How to Check What Is Making Your PDF Large
Before applying any compression, it helps to know which factor is dominant:
- Open the PDF in a viewer and zoom in on images. If they appear at high resolution on screen (sharp and detailed at 200% zoom), large embedded images are likely the cause.
- Right-click the file and check properties. Compare file size to page count. More than 500 KB per page with no images usually indicates fonts, colour profiles, or revision history.
- Check if the file was edited multiple times. If yes, Save As in Acrobat or re-export from the source application before compressing.
The Fastest Way to Fix a Large PDF
For most users, the quickest path to a smaller PDF is an online compressor. ShellPDF offers two compression modes to address different types of large files:
Free Compression (browser-based): Reorganises the PDF structure, removes redundant metadata, and applies stream compression without touching image quality. No upload required — processing happens entirely on your device. Best for documents where file structure is the primary issue.
Stronger Compression (Ghostscript): Resamples embedded images at a lower DPI using Ghostscript, one of the most reliable PDF rendering engines available. This is the right choice for scanned documents, image-heavy reports, and presentations where visual content is the dominant cause of file size.
When Compression Is Not Enough
If you need a smaller file for a specific purpose — such as an email attachment limit or a form upload cap — consider the following additional steps:
- Remove pages you do not need. If the document includes appendices or blank pages, removing them before compressing reduces the base file size.
- Flatten annotations and form fields. Interactive form fields and sticky note annotations add data. Flattening converts them to static content.
- Convert to greyscale. Colour PDFs are larger than black-and-white equivalents. For text-heavy documents, converting to greyscale can reduce size by 20–40% with no loss of readability.
- Split the document.
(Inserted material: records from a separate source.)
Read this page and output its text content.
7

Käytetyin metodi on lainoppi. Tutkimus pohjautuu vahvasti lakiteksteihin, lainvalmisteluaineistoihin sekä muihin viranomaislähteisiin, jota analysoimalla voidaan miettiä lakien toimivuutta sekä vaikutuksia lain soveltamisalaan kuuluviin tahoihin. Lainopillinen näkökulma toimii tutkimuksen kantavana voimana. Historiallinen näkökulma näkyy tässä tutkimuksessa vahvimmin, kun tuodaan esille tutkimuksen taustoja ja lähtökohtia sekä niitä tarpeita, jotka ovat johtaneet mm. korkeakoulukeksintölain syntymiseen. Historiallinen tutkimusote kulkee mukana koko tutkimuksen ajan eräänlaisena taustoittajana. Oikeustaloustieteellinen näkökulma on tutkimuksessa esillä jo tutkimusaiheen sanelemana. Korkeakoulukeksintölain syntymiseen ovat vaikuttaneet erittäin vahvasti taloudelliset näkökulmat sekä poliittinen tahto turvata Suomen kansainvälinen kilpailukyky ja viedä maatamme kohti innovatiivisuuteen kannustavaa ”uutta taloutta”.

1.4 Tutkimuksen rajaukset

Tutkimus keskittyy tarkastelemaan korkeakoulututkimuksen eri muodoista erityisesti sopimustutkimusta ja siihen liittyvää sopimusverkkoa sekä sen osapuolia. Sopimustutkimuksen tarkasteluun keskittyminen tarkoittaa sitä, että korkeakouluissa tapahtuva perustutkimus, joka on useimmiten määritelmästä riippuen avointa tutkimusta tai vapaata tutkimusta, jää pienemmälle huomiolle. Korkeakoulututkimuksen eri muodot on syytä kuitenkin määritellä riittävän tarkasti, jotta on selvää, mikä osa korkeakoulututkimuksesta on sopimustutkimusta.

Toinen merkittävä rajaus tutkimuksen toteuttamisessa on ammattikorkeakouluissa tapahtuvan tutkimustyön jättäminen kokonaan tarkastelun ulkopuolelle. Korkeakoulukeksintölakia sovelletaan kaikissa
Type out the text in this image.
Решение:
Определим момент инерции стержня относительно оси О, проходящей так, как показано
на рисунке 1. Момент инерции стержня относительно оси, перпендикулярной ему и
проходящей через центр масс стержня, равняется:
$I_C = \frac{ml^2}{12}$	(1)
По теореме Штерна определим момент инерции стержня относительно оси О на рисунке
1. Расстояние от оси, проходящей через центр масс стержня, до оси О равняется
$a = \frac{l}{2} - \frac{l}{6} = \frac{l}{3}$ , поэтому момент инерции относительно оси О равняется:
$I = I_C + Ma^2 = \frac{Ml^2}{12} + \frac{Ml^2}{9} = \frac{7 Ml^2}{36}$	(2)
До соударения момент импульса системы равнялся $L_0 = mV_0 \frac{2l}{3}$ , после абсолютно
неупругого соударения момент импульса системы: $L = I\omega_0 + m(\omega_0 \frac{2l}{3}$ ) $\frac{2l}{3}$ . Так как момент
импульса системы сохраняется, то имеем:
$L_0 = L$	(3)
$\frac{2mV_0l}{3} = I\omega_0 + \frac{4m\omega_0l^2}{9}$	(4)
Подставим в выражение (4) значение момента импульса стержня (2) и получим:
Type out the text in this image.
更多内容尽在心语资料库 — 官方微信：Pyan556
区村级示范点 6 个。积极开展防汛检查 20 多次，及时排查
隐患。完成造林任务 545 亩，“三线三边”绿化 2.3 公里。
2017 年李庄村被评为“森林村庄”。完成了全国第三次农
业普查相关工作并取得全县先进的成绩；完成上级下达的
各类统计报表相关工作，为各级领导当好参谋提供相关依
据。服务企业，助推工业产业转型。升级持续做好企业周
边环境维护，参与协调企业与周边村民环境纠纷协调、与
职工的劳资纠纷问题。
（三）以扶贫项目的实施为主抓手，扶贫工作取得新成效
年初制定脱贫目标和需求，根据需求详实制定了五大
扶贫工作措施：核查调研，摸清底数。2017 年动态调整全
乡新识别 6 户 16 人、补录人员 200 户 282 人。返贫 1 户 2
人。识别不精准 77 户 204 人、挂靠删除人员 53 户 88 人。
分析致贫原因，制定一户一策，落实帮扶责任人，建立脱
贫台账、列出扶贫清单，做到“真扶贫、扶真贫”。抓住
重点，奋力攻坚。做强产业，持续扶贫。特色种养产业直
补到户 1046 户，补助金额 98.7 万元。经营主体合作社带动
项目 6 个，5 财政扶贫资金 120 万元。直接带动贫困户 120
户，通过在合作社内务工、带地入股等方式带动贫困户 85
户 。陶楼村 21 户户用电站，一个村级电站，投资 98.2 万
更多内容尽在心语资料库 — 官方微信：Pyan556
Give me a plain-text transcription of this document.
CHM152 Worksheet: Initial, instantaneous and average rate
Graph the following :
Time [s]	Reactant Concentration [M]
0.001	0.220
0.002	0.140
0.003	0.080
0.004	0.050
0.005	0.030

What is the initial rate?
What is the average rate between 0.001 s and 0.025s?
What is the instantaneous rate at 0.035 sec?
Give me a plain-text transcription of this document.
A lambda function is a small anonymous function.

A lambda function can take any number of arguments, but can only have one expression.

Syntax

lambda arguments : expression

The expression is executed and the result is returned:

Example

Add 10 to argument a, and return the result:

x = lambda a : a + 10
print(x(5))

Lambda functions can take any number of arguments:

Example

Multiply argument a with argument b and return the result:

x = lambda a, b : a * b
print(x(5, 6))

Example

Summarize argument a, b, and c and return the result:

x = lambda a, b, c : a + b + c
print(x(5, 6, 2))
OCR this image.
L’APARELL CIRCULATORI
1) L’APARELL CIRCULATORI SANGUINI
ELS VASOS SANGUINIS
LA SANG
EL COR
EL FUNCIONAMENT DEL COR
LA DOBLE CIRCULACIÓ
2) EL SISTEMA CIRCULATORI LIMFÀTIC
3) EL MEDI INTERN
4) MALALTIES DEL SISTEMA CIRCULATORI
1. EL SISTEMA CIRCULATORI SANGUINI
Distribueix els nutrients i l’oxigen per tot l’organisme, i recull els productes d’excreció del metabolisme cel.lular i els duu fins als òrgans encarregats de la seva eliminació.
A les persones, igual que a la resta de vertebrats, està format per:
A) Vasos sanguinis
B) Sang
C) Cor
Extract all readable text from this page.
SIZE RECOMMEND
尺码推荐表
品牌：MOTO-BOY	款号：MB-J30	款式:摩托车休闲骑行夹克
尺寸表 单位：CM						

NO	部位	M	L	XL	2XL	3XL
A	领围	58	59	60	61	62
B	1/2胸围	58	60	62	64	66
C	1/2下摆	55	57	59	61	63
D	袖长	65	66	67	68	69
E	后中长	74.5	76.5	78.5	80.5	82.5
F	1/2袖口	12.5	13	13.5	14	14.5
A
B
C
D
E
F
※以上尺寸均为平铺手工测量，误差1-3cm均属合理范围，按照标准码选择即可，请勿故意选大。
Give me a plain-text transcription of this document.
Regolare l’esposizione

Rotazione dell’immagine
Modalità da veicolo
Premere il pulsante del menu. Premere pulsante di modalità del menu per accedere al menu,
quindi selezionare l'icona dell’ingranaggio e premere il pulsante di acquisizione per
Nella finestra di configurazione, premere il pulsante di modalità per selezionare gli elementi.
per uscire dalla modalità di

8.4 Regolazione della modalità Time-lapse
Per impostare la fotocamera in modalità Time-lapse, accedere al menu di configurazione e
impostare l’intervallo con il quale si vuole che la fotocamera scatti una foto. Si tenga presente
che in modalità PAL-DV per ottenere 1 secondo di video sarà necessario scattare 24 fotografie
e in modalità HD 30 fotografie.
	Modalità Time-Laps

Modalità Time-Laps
If the compressed file still exceeds a limit, splitting it into two smaller files is a reliable workaround.
Summary
Large PDF files most commonly result from high-resolution embedded images, full font files, accumulated revision history, or uncompressed content streams. Identifying the specific cause helps you choose the right fix — but for most documents, running the file through a quality compressor resolves the issue in under 30 seconds.
If your PDF is still too large after compression, the problem is likely scanned image content at very high DPI, and Ghostscript-based compression (Stronger mode) is the appropriate tool for the job.